In this configuration:

- `.env` is used as the environment file.
- The rule will ignore any hard-coded value for the key that contains `PUBLIC_LOCALHOST`.
- The value `myPublicValue` will not be flagged as sensitive, regardless of where it appears.

## Rule Details

The `no-hardcoded-values` rule checks for sensitive values that should be stored in environment variables instead of being hardcoded. It works by reading an environment file (e.g., `.env`) and matching values defined by the specified options.

If the environment file does not exist or cannot be found, the rule will produce a warning with the message:

```
The environment file does not exist.
```

If a hardcoded sensitive value is found, the following error message will be reported:

```
Do not hardcode sensitive values. Use environment variables instead.
```

### Ignoring Specific Keys and Values

You can customize the behavior of the plugin by defining which keys and values to ignore.

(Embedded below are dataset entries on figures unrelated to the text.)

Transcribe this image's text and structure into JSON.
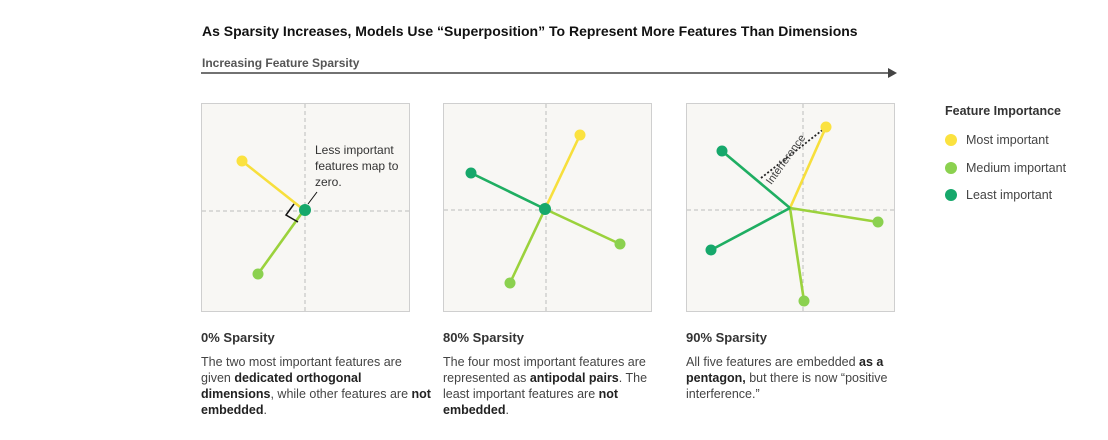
{
  "title": "As Sparsity Increases, Models Use “Superposition” To Represent More Features Than Dimensions",
  "axis": {
    "label": "Increasing Feature Sparsity"
  },
  "legend": {
    "title": "Feature Importance",
    "items": [
      {
        "label": "Most important",
        "color": "#fbe23f"
      },
      {
        "label": "Medium important",
        "color": "#8bd14f"
      },
      {
        "label": "Least important",
        "color": "#16a86b"
      }
    ]
  },
  "panels": [
    {
      "heading": "0% Sparsity",
      "annotation": "Less important features map to zero.",
      "desc": [
        {
          "text": "The two most important features are given "
        },
        {
          "text": "dedicated orthogonal dimensions",
          "bold": true
        },
        {
          "text": ", while other features are "
        },
        {
          "text": "not embedded",
          "bold": true
        },
        {
          "text": "."
        }
      ]
    },
    {
      "heading": "80% Sparsity",
      "desc": [
        {
          "text": "The four most important features are represented as "
        },
        {
          "text": "antipodal pairs",
          "bold": true
        },
        {
          "text": ". The least important features are "
        },
        {
          "text": "not embedded",
          "bold": true
        },
        {
          "text": "."
        }
      ]
    },
    {
      "heading": "90% Sparsity",
      "interference_label": "Interference",
      "desc": [
        {
          "text": "All five features are embedded "
        },
        {
          "text": "as a pentagon,",
          "bold": true
        },
        {
          "text": " but there is now “positive interference.”"
        }
      ]
    }
  ],
  "colors": {
    "yellow": "#fbe23f",
    "lime": "#8bd14f",
    "green": "#16a86b",
    "yellow_line": "#f7df3c",
    "lime_line": "#9bd23c",
    "green_line": "#1fae62"
  }
}
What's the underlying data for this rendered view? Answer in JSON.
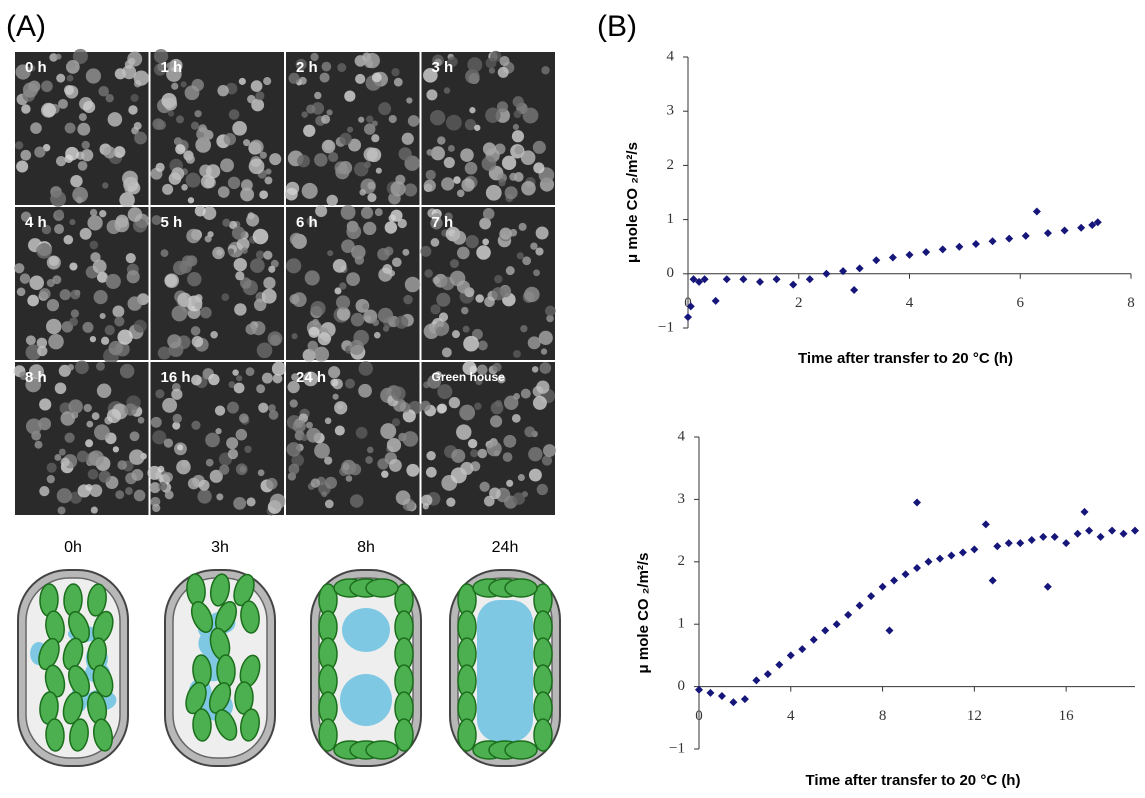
{
  "panel_a": {
    "label": "(A)",
    "micrographs": [
      "0 h",
      "1 h",
      "2 h",
      "3 h",
      "4 h",
      "5 h",
      "6 h",
      "7 h",
      "8 h",
      "16 h",
      "24 h",
      "Green house"
    ],
    "diagrams": [
      "0h",
      "3h",
      "8h",
      "24h"
    ]
  },
  "panel_b": {
    "label": "(B)"
  },
  "chart_data": [
    {
      "type": "scatter",
      "color": "#16167a",
      "xlabel": "Time after transfer to 20    °C (h)",
      "ylabel": "μ mole CO ₂/m²/s",
      "xlim": [
        0,
        8
      ],
      "ylim": [
        -1,
        4
      ],
      "xticks": [
        0,
        2,
        4,
        6,
        8
      ],
      "yticks": [
        {
          "value": -1,
          "label": "−1"
        },
        0,
        1,
        2,
        3,
        4
      ],
      "x": [
        0,
        0.05,
        0.1,
        0.2,
        0.3,
        0.5,
        0.7,
        1.0,
        1.3,
        1.6,
        1.9,
        2.2,
        2.5,
        2.8,
        3.1,
        3.0,
        3.4,
        3.7,
        4.0,
        4.3,
        4.6,
        4.9,
        5.2,
        5.5,
        5.8,
        6.1,
        6.3,
        6.5,
        6.8,
        7.1,
        7.3,
        7.4
      ],
      "values": [
        -0.8,
        -0.6,
        -0.1,
        -0.15,
        -0.1,
        -0.5,
        -0.1,
        -0.1,
        -0.15,
        -0.1,
        -0.2,
        -0.1,
        0,
        0.05,
        0.1,
        -0.3,
        0.25,
        0.3,
        0.35,
        0.4,
        0.45,
        0.5,
        0.55,
        0.6,
        0.65,
        0.7,
        1.15,
        0.75,
        0.8,
        0.85,
        0.9,
        0.95
      ]
    },
    {
      "type": "scatter",
      "color": "#16167a",
      "xlabel": "Time after transfer to 20    °C (h)",
      "ylabel": "μ mole CO ₂/m²/s",
      "xlim": [
        0,
        19
      ],
      "ylim": [
        -1,
        4
      ],
      "xticks": [
        0,
        4,
        8,
        12,
        16
      ],
      "yticks": [
        {
          "value": -1,
          "label": "−1"
        },
        0,
        1,
        2,
        3,
        4
      ],
      "x": [
        0,
        0.5,
        1,
        1.5,
        2,
        2.5,
        3,
        3.5,
        4,
        4.5,
        5,
        5.5,
        6,
        6.5,
        7,
        7.5,
        8,
        8.5,
        9,
        9.5,
        9.5,
        10,
        10.5,
        11,
        11.5,
        12,
        12.5,
        13,
        13.5,
        14,
        14.5,
        15,
        15.5,
        16,
        16.5,
        17,
        17.5,
        18,
        18.5,
        19,
        8.3,
        12.8,
        16.8,
        15.2
      ],
      "values": [
        -0.05,
        -0.1,
        -0.15,
        -0.25,
        -0.2,
        0.1,
        0.2,
        0.35,
        0.5,
        0.6,
        0.75,
        0.9,
        1.0,
        1.15,
        1.3,
        1.45,
        1.6,
        1.7,
        1.8,
        2.95,
        1.9,
        2.0,
        2.05,
        2.1,
        2.15,
        2.2,
        2.6,
        2.25,
        2.3,
        2.3,
        2.35,
        2.4,
        2.4,
        2.3,
        2.45,
        2.5,
        2.4,
        2.5,
        2.45,
        2.5,
        0.9,
        1.7,
        2.8,
        1.6
      ]
    }
  ]
}
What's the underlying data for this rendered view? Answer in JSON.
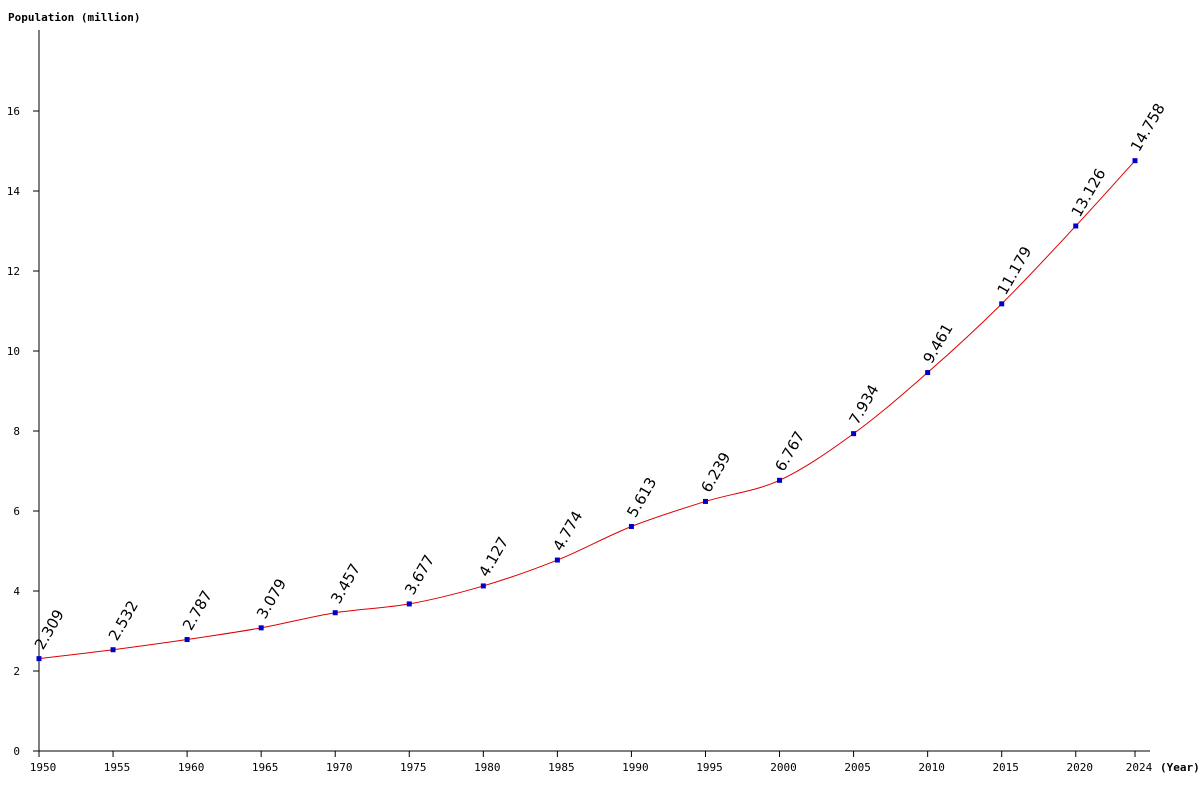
{
  "chart_data": {
    "type": "line",
    "ylabel": "Population (million)",
    "xlabel": "(Year)",
    "ylim": [
      0,
      18
    ],
    "y_ticks": [
      "0",
      "2",
      "4",
      "6",
      "8",
      "10",
      "12",
      "14",
      "16"
    ],
    "x_ticks": [
      "1950",
      "1955",
      "1960",
      "1965",
      "1970",
      "1975",
      "1980",
      "1985",
      "1990",
      "1995",
      "2000",
      "2005",
      "2010",
      "2015",
      "2020",
      "2024"
    ],
    "grid": false,
    "colors": {
      "line": "#dd0000",
      "marker": "#0000cc",
      "axis": "#000000"
    },
    "series": [
      {
        "x": [
          1950,
          1955,
          1960,
          1965,
          1970,
          1975,
          1980,
          1985,
          1990,
          1995,
          2000,
          2005,
          2010,
          2015,
          2020,
          2024
        ],
        "values": [
          2.309,
          2.532,
          2.787,
          3.079,
          3.457,
          3.677,
          4.127,
          4.774,
          5.613,
          6.239,
          6.767,
          7.934,
          9.461,
          11.179,
          13.126,
          14.758
        ],
        "labels": [
          "2.309",
          "2.532",
          "2.787",
          "3.079",
          "3.457",
          "3.677",
          "4.127",
          "4.774",
          "5.613",
          "6.239",
          "6.767",
          "7.934",
          "9.461",
          "11.179",
          "13.126",
          "14.758"
        ]
      }
    ]
  }
}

### Example: Ignoring Specific Keys

```json
{
"rules": {
"sensitive-env/no-hardcoded-values": [
"error",
{
"ignore": ["PASSWORD", "SECRET"]
}
]
}
}
```

In this case, values for `PASSWORD` and `SECRET` will be ignored, but other keys will still be checked.

### Example: Ignoring Specific Values

```json
{
"rules": {
"sensitive-env/no-hardcoded-values": [
"error",
{
"noSensitiveValues": ["myPublicValue", "someOtherSafeValue"]
}
]
}
}
```

Here, `myPublicValue` and `someOtherSafeValue` will not be flagged, even if they appear as hardcoded values.

## Testing

To run the tests for this plugin:

```bash
npm test
```

## Contributing

Contributions, issues, and feature requests are welcome! Feel free to check out [the issues page](https://github.com/JairTorres1003/eslint-plugin-sensitive-env/issues) if you have suggestions or encounter problems.

### License

This project is licensed under the MIT License. See the [LICENSE](LICENSE) file for details.